Consejos para ahorrar energía

Debido a los importantes aumentos en la tarifas de gas y electricidad los usuarios no tienen más alternativa que ahorrar en el consumo para evitar tener que pagar boletas excesivamente abultadas.

Los electrodomésticos tienen una graduación que va desde la letra A a la G. La A es la que menos energía gasta y cada letra agrega un 20% de consumo. Ante esta categorización los especialistas recomiendan comprar productos que consuman menos energía antes que uno que esté en oferta.

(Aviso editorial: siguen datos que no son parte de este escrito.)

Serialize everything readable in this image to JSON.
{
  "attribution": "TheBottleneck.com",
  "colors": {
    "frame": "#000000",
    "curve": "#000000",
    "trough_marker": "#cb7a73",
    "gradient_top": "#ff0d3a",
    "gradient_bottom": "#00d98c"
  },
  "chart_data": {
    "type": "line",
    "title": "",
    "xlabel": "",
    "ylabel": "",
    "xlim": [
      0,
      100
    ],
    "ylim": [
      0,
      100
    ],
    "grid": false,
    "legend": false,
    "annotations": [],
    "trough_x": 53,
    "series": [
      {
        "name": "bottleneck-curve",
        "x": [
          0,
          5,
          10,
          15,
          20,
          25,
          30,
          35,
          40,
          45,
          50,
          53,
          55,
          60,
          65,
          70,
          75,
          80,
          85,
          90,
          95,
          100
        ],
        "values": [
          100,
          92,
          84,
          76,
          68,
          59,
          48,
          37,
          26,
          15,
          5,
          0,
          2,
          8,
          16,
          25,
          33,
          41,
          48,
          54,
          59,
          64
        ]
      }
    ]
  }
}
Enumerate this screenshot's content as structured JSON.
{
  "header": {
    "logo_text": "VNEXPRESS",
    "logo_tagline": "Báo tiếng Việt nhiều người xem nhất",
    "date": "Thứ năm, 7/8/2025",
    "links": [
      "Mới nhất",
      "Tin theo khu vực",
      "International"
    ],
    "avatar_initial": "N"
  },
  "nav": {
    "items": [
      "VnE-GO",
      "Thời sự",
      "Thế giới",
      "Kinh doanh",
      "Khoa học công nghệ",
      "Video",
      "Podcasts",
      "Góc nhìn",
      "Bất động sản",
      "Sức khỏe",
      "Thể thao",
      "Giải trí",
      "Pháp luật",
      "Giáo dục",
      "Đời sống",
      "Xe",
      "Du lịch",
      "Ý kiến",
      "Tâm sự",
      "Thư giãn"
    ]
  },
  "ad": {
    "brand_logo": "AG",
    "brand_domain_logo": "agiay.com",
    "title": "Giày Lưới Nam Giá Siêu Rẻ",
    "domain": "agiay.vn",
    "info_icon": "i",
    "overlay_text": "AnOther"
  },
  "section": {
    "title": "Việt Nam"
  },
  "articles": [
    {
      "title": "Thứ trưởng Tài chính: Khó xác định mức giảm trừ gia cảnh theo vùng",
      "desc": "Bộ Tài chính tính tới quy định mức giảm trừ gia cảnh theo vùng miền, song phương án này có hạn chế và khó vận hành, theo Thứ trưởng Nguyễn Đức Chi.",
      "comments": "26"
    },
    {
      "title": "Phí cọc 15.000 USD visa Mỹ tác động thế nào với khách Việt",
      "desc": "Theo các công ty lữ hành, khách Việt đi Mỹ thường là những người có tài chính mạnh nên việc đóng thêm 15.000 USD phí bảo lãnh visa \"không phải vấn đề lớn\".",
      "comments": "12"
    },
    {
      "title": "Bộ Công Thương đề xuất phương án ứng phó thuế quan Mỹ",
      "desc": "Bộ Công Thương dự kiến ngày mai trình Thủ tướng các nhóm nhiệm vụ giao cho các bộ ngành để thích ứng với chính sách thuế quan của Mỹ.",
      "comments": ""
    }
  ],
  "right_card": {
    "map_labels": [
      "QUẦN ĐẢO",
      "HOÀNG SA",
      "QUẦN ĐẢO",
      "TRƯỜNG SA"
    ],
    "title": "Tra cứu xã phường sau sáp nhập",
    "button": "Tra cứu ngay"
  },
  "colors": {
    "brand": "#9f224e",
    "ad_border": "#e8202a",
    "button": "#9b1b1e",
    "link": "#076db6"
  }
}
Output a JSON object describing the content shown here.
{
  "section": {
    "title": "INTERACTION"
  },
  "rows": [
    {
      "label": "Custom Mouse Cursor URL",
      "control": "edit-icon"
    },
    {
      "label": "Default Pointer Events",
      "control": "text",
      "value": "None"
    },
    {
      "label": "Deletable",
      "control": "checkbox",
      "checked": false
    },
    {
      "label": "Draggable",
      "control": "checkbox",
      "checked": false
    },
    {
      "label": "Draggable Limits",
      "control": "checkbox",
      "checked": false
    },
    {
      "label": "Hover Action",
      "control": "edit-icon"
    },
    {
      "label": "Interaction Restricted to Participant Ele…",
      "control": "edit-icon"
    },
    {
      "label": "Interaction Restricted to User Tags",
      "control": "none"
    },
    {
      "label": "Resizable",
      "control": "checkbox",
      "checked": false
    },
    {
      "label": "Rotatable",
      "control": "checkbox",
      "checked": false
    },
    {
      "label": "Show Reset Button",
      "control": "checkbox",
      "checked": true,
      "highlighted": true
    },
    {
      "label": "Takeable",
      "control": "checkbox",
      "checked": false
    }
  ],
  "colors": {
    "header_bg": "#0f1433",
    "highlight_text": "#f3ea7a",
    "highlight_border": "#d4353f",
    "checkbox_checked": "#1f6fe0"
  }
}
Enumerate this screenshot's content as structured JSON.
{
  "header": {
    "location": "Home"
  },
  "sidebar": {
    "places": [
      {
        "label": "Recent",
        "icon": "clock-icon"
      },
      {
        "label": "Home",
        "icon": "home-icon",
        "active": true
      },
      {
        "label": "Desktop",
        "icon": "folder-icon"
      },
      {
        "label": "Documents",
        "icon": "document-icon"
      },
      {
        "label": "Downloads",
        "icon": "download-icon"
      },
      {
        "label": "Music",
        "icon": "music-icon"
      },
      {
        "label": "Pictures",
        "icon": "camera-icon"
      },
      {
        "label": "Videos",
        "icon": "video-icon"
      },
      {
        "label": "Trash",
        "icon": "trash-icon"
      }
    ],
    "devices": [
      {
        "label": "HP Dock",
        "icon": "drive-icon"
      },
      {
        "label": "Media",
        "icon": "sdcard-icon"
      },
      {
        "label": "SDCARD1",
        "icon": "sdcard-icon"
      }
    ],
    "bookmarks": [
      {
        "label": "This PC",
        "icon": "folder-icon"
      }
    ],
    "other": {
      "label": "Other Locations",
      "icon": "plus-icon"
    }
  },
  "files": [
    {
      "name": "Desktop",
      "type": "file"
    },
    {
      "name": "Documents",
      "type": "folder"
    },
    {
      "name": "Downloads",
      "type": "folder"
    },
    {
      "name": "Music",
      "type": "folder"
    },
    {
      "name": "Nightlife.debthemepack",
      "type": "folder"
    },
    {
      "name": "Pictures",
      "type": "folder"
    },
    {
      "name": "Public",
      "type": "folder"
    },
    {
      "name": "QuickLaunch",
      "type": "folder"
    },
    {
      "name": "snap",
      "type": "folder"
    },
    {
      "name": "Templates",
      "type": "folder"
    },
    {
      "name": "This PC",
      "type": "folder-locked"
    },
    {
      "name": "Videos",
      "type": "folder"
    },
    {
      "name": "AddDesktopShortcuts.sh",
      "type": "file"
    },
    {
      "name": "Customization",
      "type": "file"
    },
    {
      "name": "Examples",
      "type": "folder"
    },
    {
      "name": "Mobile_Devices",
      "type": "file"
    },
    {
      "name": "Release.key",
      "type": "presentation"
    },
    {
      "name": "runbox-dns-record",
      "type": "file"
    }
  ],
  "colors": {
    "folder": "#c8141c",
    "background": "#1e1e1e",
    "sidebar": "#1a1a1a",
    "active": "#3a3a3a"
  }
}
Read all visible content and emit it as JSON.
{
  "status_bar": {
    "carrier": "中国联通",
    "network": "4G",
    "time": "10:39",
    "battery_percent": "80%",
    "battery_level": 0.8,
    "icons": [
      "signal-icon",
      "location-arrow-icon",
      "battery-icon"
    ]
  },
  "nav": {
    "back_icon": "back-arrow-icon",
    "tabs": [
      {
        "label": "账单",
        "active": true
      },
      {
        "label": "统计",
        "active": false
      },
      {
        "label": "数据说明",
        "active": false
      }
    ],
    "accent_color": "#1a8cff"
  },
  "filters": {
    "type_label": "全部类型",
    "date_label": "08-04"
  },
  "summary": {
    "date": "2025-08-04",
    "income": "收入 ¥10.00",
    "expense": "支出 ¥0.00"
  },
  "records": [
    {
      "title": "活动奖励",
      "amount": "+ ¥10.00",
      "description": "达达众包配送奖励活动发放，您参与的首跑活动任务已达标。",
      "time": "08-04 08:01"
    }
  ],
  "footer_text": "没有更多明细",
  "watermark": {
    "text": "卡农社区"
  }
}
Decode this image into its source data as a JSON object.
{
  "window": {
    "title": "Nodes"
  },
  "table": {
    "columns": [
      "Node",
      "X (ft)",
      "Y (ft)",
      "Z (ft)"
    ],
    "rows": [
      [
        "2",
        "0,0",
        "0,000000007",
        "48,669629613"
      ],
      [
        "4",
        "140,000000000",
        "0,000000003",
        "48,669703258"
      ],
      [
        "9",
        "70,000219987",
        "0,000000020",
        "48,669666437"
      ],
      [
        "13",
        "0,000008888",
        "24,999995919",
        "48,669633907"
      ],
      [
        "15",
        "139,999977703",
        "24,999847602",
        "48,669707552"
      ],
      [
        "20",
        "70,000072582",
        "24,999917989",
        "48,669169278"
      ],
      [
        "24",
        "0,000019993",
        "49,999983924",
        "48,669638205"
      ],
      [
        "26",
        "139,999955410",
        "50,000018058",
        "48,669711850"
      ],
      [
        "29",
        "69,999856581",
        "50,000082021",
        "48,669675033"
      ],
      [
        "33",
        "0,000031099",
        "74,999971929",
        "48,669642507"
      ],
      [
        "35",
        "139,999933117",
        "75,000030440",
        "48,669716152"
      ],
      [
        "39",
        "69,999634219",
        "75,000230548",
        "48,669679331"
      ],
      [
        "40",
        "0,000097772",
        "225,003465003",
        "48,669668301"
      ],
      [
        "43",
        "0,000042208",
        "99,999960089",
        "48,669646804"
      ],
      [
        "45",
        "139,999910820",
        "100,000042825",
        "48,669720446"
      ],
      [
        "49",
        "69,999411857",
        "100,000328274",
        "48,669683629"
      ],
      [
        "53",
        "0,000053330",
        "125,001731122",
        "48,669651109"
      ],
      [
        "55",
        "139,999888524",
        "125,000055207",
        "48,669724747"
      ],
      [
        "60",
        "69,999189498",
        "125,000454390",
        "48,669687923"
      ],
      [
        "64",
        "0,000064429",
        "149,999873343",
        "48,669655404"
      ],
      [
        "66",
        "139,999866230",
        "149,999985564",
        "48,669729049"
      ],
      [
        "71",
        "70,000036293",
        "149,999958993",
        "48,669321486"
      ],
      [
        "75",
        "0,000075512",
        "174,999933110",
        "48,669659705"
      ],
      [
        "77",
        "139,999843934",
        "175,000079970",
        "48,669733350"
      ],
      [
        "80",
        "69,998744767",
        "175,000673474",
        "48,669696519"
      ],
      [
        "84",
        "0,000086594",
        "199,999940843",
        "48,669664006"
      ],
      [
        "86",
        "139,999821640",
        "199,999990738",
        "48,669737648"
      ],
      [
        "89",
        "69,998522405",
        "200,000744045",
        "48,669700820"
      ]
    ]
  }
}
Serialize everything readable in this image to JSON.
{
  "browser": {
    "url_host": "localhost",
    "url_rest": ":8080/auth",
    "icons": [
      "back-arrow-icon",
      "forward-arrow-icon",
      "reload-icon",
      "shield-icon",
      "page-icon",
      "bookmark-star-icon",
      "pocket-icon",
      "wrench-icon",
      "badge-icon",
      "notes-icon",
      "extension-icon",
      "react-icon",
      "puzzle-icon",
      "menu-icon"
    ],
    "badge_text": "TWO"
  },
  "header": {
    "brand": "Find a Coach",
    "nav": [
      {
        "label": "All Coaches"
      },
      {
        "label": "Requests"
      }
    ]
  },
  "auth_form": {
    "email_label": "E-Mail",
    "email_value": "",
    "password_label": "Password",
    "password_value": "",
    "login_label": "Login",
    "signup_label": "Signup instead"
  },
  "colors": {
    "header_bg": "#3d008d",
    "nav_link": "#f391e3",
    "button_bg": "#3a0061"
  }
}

De acuerdo al consumo anual de gas de cada usuario se lo categoriza, a mayor consumo los cargos tarifarios aumentan en forma exponencial. Las categorías se denominan R (por residencial) y se dividen en tres R1, R2, y R3, que a su vez se subdividen. Con cada nueva factura define la categoría teniendo en cuenta el acumulado de los últimos 12 meses. Si se varía el consumo entre un periodo y otro es posible que un usuario pueda cambiar de categoría.

Existe una forma de bajar el incremento en la tarifa de gas es ahorrando un 15% o más con respecto al mismo bimestre del año anterior. De esta manera se aplica una tarifa reducida, es decir, con un aumento menor.

Otro consejo más sencillo consiste en apagar no dejar el piloto de las estufas encendido todo el día. Una estufa de 2.500 kcal/h encendida por 30 días durante 4 horas por día produce un consumo de alrededor de 67 m/3 bimensuales. Si se deja el piloto encendido el resto de la jornada el consumo asciende a los 90 m/3. Para tener en cuenta, el consumo anual promedio en una vivienda oscila entre los 650 y los 1.100 m3 al año, dependiendo del nivel socioeconómico.